The commissioner stopped short of estimating any type of cost for a 911 system, but he said the type of network he would like to see used one with state-of-the-art capabilities and features would be quite expensive.
"Maybe I've got my sights set too high, but I don't want to see one that's put in that's not state-of-the-art," he said.
"As I understand it, with true state-of-the-art 911, once you ring the number all the information from the phone is on the screen: who lives there and what their ... physical problems are, and it describes their property." As a result, he said, the research that would need to go into setting up a system would be "astronomical."
Huckstep said county voters would have the final say on whether a 911 system should be established because county residents would have to pay for it, more or less, through a levy on their basic telephone charge. Such a system, he said, would be too much of an ongoing financial burden for the county to foot the bill.
He said he had no idea how much a 911 levy would run per household per month. But hypothetically, Huckstep said, if the levy amounted to 30 cents, voters would have to ask themselves if they felt the service would be worth the extra money.

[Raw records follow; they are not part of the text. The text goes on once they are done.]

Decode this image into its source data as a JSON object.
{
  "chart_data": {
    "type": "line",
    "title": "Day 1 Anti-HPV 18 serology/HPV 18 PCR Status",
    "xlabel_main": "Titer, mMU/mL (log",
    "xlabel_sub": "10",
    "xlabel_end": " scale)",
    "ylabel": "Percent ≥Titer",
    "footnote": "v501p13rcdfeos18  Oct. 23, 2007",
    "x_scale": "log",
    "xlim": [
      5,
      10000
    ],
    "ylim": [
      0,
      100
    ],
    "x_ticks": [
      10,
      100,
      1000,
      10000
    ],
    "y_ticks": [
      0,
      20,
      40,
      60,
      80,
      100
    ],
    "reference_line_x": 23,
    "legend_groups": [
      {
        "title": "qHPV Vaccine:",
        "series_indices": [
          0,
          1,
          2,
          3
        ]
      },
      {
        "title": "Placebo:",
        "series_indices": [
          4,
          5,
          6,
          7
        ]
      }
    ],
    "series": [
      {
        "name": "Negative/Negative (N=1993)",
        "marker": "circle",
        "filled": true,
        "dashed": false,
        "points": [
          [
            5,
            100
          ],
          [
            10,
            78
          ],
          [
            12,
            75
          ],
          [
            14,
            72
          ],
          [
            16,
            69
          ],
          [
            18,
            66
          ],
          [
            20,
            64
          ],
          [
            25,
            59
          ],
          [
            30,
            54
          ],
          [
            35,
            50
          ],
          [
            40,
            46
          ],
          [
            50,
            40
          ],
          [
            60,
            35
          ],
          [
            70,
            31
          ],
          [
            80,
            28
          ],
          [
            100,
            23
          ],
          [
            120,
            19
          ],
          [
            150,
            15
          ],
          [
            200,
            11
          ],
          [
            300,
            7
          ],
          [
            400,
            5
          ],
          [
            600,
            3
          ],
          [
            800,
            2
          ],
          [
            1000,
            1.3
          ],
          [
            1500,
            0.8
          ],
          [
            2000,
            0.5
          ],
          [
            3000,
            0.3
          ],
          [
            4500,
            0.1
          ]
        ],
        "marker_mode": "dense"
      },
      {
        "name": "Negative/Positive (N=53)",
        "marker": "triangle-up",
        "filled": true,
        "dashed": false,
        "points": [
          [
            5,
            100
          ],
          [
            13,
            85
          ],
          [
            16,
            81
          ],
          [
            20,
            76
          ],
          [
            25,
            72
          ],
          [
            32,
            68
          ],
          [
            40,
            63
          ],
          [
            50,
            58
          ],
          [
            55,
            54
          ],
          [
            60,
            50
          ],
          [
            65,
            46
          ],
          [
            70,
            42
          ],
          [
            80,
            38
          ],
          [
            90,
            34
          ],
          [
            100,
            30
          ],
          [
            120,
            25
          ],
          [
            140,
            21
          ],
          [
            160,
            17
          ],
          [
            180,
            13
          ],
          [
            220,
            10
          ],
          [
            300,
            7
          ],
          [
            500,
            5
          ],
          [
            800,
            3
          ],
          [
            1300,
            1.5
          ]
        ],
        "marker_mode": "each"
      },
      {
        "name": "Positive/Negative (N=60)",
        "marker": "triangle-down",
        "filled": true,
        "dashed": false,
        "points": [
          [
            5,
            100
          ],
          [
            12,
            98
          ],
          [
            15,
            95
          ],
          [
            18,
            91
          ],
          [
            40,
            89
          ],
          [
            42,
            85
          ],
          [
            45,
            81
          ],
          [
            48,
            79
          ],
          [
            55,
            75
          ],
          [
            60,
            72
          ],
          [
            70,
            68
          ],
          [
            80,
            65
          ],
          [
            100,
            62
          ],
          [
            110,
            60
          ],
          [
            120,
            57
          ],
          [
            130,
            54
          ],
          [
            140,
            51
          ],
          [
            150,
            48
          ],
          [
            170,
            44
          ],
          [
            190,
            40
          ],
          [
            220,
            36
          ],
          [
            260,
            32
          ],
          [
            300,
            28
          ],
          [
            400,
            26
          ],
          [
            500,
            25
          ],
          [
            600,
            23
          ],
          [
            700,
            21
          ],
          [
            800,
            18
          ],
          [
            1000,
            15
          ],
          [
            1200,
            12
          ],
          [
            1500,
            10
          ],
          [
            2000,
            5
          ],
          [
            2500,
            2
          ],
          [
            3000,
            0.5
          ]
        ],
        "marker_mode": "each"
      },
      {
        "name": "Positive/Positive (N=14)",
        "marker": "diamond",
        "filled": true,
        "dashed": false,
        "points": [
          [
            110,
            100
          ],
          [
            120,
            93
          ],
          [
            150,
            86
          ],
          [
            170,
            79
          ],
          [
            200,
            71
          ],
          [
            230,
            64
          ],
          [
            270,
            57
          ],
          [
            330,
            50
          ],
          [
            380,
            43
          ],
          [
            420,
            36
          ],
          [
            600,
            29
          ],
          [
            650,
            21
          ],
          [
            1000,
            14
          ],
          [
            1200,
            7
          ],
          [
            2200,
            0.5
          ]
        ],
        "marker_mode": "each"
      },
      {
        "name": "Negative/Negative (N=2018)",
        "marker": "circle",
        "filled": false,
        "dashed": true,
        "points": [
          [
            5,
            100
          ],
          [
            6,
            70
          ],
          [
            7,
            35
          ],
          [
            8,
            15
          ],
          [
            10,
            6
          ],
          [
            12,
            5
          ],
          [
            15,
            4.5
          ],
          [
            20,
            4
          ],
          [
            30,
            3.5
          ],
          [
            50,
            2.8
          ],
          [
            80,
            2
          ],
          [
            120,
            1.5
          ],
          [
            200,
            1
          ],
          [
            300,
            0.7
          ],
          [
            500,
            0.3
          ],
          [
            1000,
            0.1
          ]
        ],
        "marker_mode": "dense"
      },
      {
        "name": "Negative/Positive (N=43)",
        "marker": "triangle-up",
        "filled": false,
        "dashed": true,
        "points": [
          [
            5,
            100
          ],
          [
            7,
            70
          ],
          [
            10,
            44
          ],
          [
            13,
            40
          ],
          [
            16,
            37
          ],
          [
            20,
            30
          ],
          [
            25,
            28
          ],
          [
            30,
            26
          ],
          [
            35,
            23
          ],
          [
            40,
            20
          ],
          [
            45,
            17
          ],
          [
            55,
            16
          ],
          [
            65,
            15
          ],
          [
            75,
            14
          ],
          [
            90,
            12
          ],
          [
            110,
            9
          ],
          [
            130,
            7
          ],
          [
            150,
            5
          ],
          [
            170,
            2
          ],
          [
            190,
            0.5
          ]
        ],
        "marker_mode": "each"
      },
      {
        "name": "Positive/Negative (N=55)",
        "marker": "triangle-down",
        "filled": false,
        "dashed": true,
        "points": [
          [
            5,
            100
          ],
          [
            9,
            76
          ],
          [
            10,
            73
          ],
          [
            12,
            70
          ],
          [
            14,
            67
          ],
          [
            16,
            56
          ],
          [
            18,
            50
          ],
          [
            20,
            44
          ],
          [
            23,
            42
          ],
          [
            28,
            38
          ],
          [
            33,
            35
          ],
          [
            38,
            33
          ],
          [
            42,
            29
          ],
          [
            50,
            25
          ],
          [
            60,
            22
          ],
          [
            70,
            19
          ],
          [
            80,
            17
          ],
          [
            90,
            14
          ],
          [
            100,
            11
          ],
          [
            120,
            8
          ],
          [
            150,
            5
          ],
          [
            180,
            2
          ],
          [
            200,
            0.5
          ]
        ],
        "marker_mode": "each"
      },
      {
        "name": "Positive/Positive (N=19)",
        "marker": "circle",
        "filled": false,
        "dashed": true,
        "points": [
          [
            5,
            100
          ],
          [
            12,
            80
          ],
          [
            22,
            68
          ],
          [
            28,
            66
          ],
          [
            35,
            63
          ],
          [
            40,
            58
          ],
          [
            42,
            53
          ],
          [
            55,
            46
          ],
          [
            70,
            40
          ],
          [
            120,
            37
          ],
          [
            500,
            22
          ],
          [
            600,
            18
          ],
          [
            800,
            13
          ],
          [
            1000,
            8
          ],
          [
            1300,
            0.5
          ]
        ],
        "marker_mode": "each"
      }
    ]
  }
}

"I think it's overdue, but naturally people have to be the judge of whether they feel it can save lives or property," he said.
This is not the first time a county-wide 911 system has been publicly discussed. Four years ago, Southwestern Bell Telephone officials proposed such a system, but Huckstep rebuffed them. Huckstep lashed out at the officials one of whom was Craig Felzien, the manager of Southwestern Bell's Cape Girardeau office saying they had only proposed the system to make money, rather than start an emergency service.
This past weekend, Huckstep said 911 systems had been looked at off-and-on over the past four years, but he said the systems were not the state-of-the-art systems that county officials would have liked to have seen.
Also, he said Missouri legislators made a change in the state's 911 law last year that eliminated some restrictions that made the establishment of 911 systems too expensive for many government entities. The law previously restricted the entities from collecting a charge for the 911 service until it went on-line, Huckstep said.
"This would prohibit most places from funding the equipment cost, the installation costs. Up until last year, when the law was changed, it was just a financial burden on whoever tried to do it," he said.
Now, Huckstep said, he understands that the charge for the service can be levied immediately or shortly after the voters approve it.
Reached also this past weekend, Felzien said he is involved with the 911 project because he is Southwestern Bell's representative here. He said he would attend today's meeting "just to listen and see how everyone feels" about the project. Felzien said he looked forward to hearing comments from the county's emergency service providers.
Expected to attend today's meeting to announce the joint project are Huckstep and associate county commissioners Leonard Sander and E.C. Younghouse, Jackson City Administrator Carl Talley, and Cape Girardeau City Manager J. Ronald Fischer. Committee members will be presented to the public at the meeting.